Bunlar sadece dedikodu. Her gün hastalara farklı farklı ilaçlar veriyoruz. Diyelim ki geleneksel tedaviyi uyguladık, yaramadı, hastaya  yarayabileceğini düşündüğümüz bir araştırma  ilacı varsa bunu hastaya bedava olarak veriyoruz, ve yaşama süresinde pozitif değişimler görülüyor. Hastanın tek yapması gereken deneye katılmayı kabul ettiğine dair kağıt imzalamak. Sürekli  farklı ve yeni ilaçlar bulunuyor ve hastalara veriliyor. Hatta bazen NHS tarafından etkinliği ispatlanmamış ilaçlar için bile tek bir hasta için başvuru yapıyoruz.

Kanserin atlatıldığı nasıl anlaşılır ve tedavi ne zaman durdurulur?

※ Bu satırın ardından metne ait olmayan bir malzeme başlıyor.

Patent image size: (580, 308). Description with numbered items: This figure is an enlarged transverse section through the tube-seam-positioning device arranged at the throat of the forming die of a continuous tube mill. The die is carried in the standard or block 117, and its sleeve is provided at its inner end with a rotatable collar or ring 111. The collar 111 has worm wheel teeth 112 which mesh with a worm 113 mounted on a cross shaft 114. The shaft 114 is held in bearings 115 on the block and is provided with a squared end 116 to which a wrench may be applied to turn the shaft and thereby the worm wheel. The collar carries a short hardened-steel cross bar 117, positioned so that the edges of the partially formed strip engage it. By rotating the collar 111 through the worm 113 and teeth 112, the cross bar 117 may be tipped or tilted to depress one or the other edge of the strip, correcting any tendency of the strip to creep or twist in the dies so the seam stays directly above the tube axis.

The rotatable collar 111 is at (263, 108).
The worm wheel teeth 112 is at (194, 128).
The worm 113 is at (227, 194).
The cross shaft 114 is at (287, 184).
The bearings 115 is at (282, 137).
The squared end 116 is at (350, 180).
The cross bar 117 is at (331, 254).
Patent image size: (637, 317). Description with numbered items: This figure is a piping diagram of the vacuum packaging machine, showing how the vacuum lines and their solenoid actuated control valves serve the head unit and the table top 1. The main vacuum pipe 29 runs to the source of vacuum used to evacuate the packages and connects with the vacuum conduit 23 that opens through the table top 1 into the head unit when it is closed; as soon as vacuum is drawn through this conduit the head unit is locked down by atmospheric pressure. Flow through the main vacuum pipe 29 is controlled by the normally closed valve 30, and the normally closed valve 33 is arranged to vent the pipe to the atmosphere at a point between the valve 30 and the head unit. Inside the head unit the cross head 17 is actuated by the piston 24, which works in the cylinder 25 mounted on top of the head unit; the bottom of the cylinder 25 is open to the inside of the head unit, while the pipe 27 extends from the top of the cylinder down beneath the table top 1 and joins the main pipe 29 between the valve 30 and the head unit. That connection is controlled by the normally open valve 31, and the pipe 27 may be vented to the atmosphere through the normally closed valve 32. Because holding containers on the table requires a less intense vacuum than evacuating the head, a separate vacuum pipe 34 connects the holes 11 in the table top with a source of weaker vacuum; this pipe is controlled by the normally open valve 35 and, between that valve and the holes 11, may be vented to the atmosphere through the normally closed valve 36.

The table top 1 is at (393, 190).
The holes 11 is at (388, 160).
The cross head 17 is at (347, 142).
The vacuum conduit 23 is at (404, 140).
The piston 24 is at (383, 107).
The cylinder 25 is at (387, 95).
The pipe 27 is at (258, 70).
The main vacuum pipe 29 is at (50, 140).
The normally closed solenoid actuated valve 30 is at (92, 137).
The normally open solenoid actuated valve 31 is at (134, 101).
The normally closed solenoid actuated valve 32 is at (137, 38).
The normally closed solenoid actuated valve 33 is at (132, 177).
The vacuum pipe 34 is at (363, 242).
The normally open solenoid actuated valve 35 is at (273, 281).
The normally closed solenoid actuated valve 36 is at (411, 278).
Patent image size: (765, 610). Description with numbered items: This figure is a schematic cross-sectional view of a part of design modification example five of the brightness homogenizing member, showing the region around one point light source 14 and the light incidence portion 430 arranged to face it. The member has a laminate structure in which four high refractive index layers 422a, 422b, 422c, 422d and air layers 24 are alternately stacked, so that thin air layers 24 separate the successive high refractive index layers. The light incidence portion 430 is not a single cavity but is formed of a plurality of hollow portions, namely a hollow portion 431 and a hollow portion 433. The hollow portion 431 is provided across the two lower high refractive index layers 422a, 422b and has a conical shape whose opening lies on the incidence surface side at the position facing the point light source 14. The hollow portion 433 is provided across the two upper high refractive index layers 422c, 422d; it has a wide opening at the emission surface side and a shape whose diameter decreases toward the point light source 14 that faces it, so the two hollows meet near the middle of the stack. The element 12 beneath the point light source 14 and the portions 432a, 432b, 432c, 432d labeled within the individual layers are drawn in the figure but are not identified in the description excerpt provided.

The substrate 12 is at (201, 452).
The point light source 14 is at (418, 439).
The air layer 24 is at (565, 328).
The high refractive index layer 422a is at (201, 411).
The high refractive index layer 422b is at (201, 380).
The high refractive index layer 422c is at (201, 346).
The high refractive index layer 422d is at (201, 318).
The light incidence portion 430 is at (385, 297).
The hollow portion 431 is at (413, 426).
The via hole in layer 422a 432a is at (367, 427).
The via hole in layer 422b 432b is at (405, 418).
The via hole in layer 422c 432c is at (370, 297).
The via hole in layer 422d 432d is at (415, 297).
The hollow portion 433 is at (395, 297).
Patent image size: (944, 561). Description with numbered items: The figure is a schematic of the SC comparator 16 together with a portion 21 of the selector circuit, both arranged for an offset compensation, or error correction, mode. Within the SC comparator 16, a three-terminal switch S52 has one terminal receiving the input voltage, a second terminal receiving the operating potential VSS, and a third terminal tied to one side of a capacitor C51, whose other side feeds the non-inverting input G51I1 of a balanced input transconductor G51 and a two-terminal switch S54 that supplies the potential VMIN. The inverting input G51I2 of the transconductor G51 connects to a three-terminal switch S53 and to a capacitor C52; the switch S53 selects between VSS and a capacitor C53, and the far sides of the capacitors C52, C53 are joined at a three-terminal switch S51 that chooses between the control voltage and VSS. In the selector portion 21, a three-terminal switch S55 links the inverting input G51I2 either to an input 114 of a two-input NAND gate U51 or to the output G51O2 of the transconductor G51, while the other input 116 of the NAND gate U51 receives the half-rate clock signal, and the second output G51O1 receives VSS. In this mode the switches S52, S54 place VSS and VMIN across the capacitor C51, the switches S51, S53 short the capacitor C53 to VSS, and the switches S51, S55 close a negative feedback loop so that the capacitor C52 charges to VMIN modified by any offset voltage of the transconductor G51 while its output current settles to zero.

Her kanserin farklı tedavi yöntemi ve farklı süresi var. Bazı kanserler vücuda yayılmışsa tedavi mümkün olmayabilir. Tedavisi mümkün olanları konuşursak, 6 ay – 1 sene o hastaya özgü tedavi uygulanır. Kanser bittikten sonra ilk sene genellikle her 3 ayda bir kontrol yapılır. Tabi metastatik kanserler farklıdır. Onların tedavisi de farklıdır. Bunların bazısı tedavi edilebilir, bazısının da ilerlemesi kontrol altına alınır. Yeni ilaçlarımızın hedefi metastatik kanserlerdir.